Who is in charge of the investigation at the Reno-Sparks Convention Center?
Accidents at work usually fall under the Occupational Safety and Health Administration.
While Nevada is part of OSHA Region 9, jurisdiction for the convention center accident falls under Nevada OSHA, which is part of the Nevada Department of Business & Industry, said Mike Petersen, a spokesman for the Department of Labor.
“Nevada is a state plan state, so most investigations into workplace deaths are investigated by the Nevada Department of Business & Industry Industrial Relations,” Petersen said. “In states with a state plan, federal OSHA would not be included in an investigation unless the incident involved federal employees or federal entities.”
State plans refer to occupational safety programs conducted by OSHA-approved states.
Why didn’t the Reno police investigate the crime scene?
The Reno Police Department was not on hand to investigate the crime scene, the agency confirmed Wednesday.
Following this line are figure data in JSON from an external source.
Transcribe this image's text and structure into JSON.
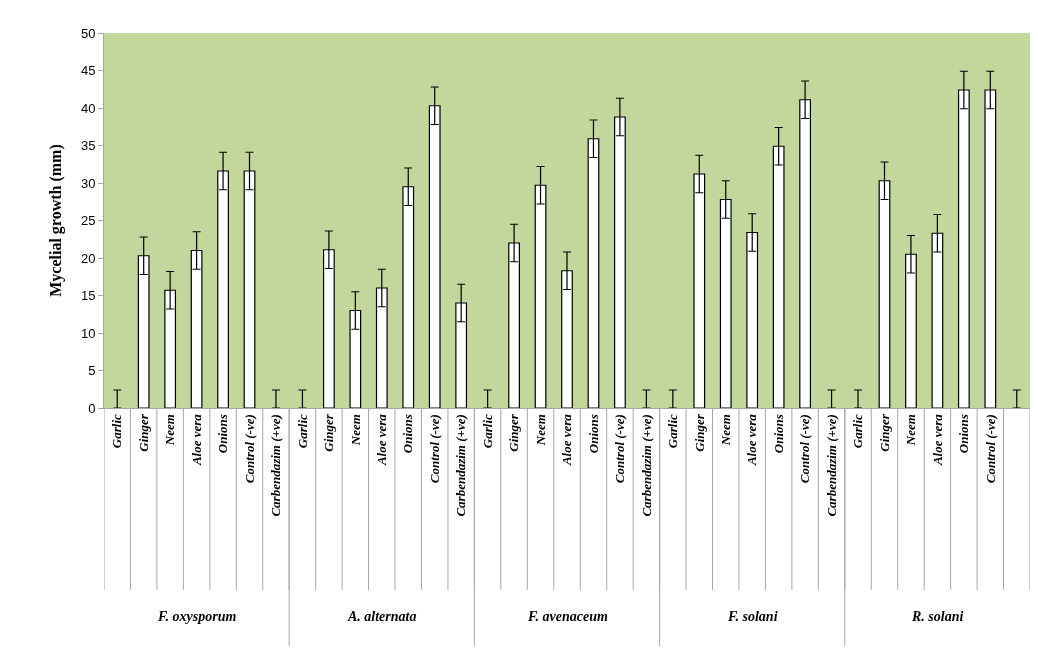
{
  "chart_data": {
    "type": "bar",
    "ylabel": "Mycelial growth (mm)",
    "categories": [
      "Garlic",
      "Ginger",
      "Neem",
      "Aloe vera",
      "Onions",
      "Control (-ve)",
      "Carbendazim (+ve)",
      "Garlic",
      "Ginger",
      "Neem",
      "Aloe vera",
      "Onions",
      "Control (-ve)",
      "Carbendazim (+ve)",
      "Garlic",
      "Ginger",
      "Neem",
      "Aloe vera",
      "Onions",
      "Control (-ve)",
      "Carbendazim (+ve)",
      "Garlic",
      "Ginger",
      "Neem",
      "Aloe vera",
      "Onions",
      "Control (-ve)",
      "Carbendazim (+ve)",
      "Garlic",
      "Ginger",
      "Neem",
      "Aloe vera",
      "Onions",
      "Control (-ve)",
      null
    ],
    "values": [
      0,
      20.3,
      15.7,
      21.0,
      31.6,
      31.6,
      0,
      0,
      21.1,
      13.0,
      16.0,
      29.5,
      40.3,
      14.0,
      0,
      22.0,
      29.7,
      18.3,
      35.9,
      38.8,
      0,
      0,
      31.2,
      27.8,
      23.4,
      34.9,
      41.1,
      0,
      0,
      30.3,
      20.5,
      23.3,
      42.4,
      42.4,
      0
    ],
    "errors": [
      [
        0,
        2.4
      ],
      2.5,
      2.5,
      2.5,
      2.5,
      2.5,
      [
        0,
        2.4
      ],
      [
        0,
        2.4
      ],
      2.5,
      2.5,
      2.5,
      2.5,
      2.5,
      2.5,
      [
        0,
        2.4
      ],
      2.5,
      2.5,
      2.5,
      2.5,
      2.5,
      [
        0,
        2.4
      ],
      [
        0,
        2.4
      ],
      2.5,
      2.5,
      2.5,
      2.5,
      2.5,
      [
        0,
        2.4
      ],
      [
        0,
        2.4
      ],
      2.5,
      2.5,
      2.5,
      2.5,
      2.5,
      [
        0,
        2.4
      ]
    ],
    "color": "#ffffff",
    "annotations": [
      "F. oxysporum",
      "A. alternata",
      "F. avenaceum",
      "F. solani",
      "R. solani"
    ],
    "ylim": [
      0,
      50
    ],
    "yticks": [
      0,
      5,
      10,
      15,
      20,
      25,
      30,
      35,
      40,
      45,
      50
    ]
  }
}
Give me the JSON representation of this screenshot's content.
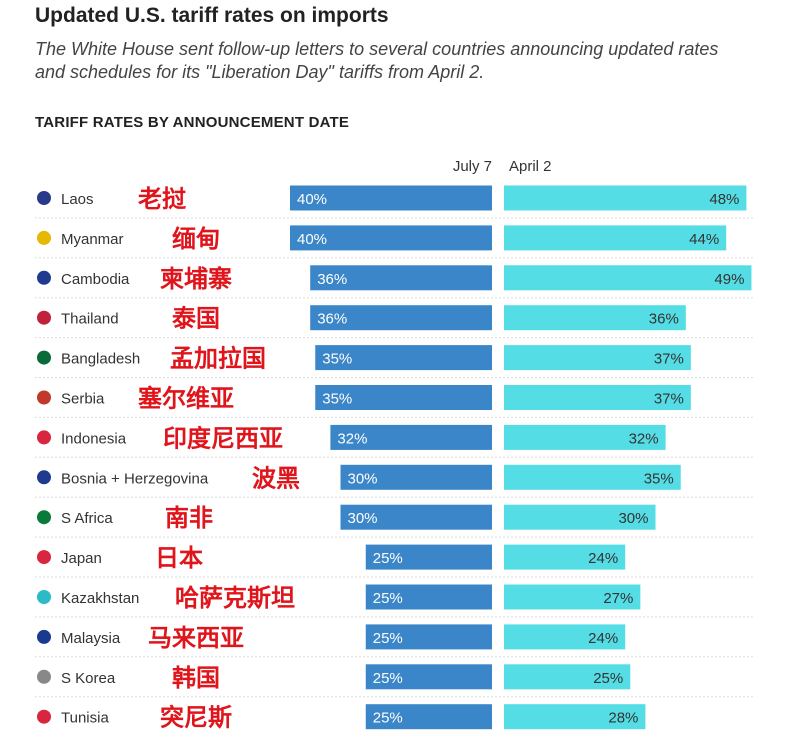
{
  "title": "Updated U.S. tariff rates on imports",
  "subtitle": "The White House sent follow-up letters to several countries announcing updated rates and schedules for its \"Liberation Day\" tariffs from April 2.",
  "section_label": "TARIFF RATES BY ANNOUNCEMENT DATE",
  "chart_data": {
    "type": "bar",
    "orientation": "horizontal-diverging",
    "categories": [
      "Laos",
      "Myanmar",
      "Cambodia",
      "Thailand",
      "Bangladesh",
      "Serbia",
      "Indonesia",
      "Bosnia + Herzegovina",
      "S Africa",
      "Japan",
      "Kazakhstan",
      "Malaysia",
      "S Korea",
      "Tunisia"
    ],
    "annotations_zh": [
      "老挝",
      "缅甸",
      "柬埔寨",
      "泰国",
      "孟加拉国",
      "塞尔维亚",
      "印度尼西亚",
      "波黑",
      "南非",
      "日本",
      "哈萨克斯坦",
      "马来西亚",
      "韩国",
      "突尼斯"
    ],
    "series": [
      {
        "name": "July 7",
        "values": [
          40,
          40,
          36,
          36,
          35,
          35,
          32,
          30,
          30,
          25,
          25,
          25,
          25,
          25
        ],
        "color": "#3a86c8"
      },
      {
        "name": "April 2",
        "values": [
          48,
          44,
          49,
          36,
          37,
          37,
          32,
          35,
          30,
          24,
          27,
          24,
          25,
          28
        ],
        "color": "#55dde6"
      }
    ],
    "value_suffix": "%",
    "annotation_color": "#e0141b"
  }
}
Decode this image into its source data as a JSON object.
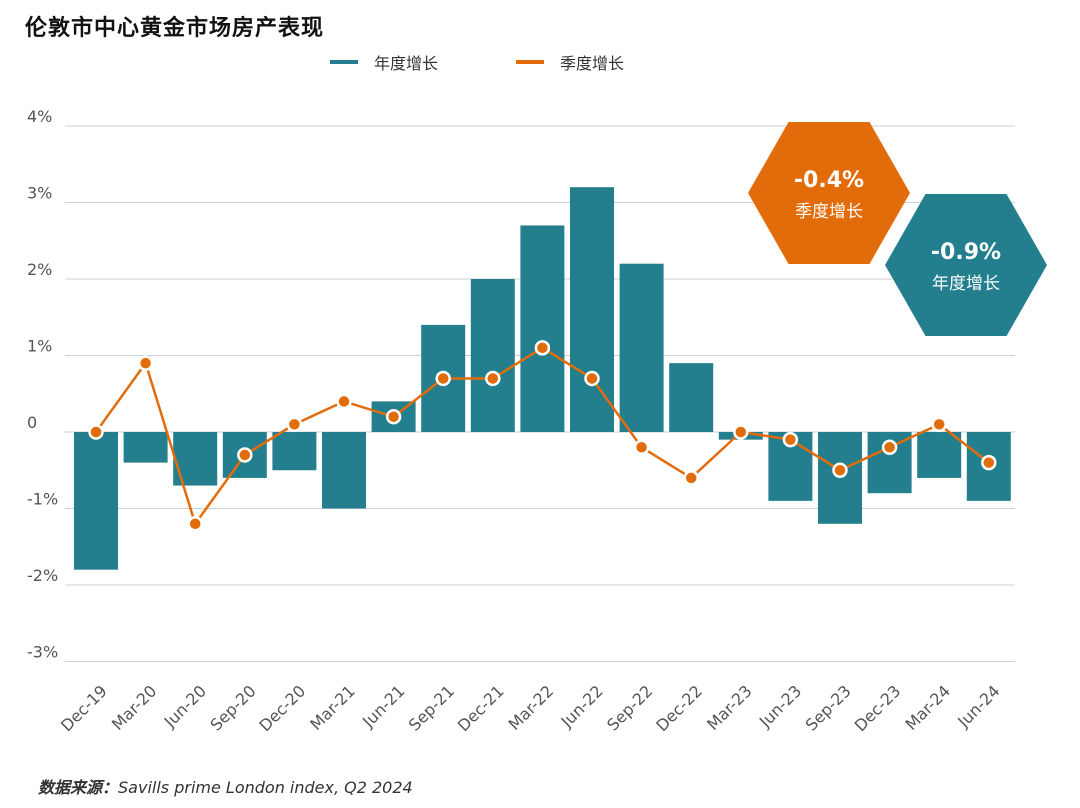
{
  "chart_data": {
    "type": "bar",
    "title": "伦敦市中心黄金市场房产表现",
    "categories": [
      "Dec-19",
      "Mar-20",
      "Jun-20",
      "Sep-20",
      "Dec-20",
      "Mar-21",
      "Jun-21",
      "Sep-21",
      "Dec-21",
      "Mar-22",
      "Jun-22",
      "Sep-22",
      "Dec-22",
      "Mar-23",
      "Jun-23",
      "Sep-23",
      "Dec-23",
      "Mar-24",
      "Jun-24"
    ],
    "series": [
      {
        "name": "年度增长",
        "type": "bar",
        "color": "#237E8E",
        "values": [
          -1.8,
          -0.4,
          -0.7,
          -0.6,
          -0.5,
          -1.0,
          0.4,
          1.4,
          2.0,
          2.7,
          3.2,
          2.2,
          0.9,
          -0.1,
          -0.9,
          -1.2,
          -0.8,
          -0.6,
          -0.9
        ]
      },
      {
        "name": "季度增长",
        "type": "line",
        "color": "#E36C0A",
        "values": [
          0.0,
          0.9,
          -1.2,
          -0.3,
          0.1,
          0.4,
          0.2,
          0.7,
          0.7,
          1.1,
          0.7,
          -0.2,
          -0.6,
          0.0,
          -0.1,
          -0.5,
          -0.2,
          0.1,
          -0.4
        ]
      }
    ],
    "yticks": [
      {
        "value": 4,
        "label": "4%"
      },
      {
        "value": 3,
        "label": "3%"
      },
      {
        "value": 2,
        "label": "2%"
      },
      {
        "value": 1,
        "label": "1%"
      },
      {
        "value": 0,
        "label": "0"
      },
      {
        "value": -1,
        "label": "-1%"
      },
      {
        "value": -2,
        "label": "-2%"
      },
      {
        "value": -3,
        "label": "-3%"
      }
    ],
    "ylim": [
      -3,
      4
    ],
    "xlabel": "",
    "ylabel": "",
    "grid": true,
    "legend_position": "top-center",
    "callouts": [
      {
        "value": "-0.4%",
        "label": "季度增长",
        "color": "#E36C0A"
      },
      {
        "value": "-0.9%",
        "label": "年度增长",
        "color": "#237E8E"
      }
    ]
  },
  "source": {
    "label": "数据来源：",
    "text": "Savills prime London index, Q2 2024"
  }
}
While the accident was fatal, the actual death likely occurred after the employee was transported out of the Reno-Sparks Convention Center rather than at the scene of the accident, so there was no police response, according to a department spokesman.
What’s next in the Reno-Sparks Convention Center investigation?
Nevada’s OSHA must first determine whether there have been any safety violations that led to the accident at the Reno-Sparks Convention Center. If no violations are found, the case will be closed.
If a health or safety hazard is identified during the inspection, OSHA requires that the employer immediately mitigate that hazard to prevent future injury or illness, Williams said.
“If a violation is found, investigators have 6 months to issue a warrant and subpoena,” Williams said.
“The amount of the penalty would be determined by the type and number of violations found, with automatic adjustments being made based on factors such as severity, size of the company, OSHA history of the employer, etc.”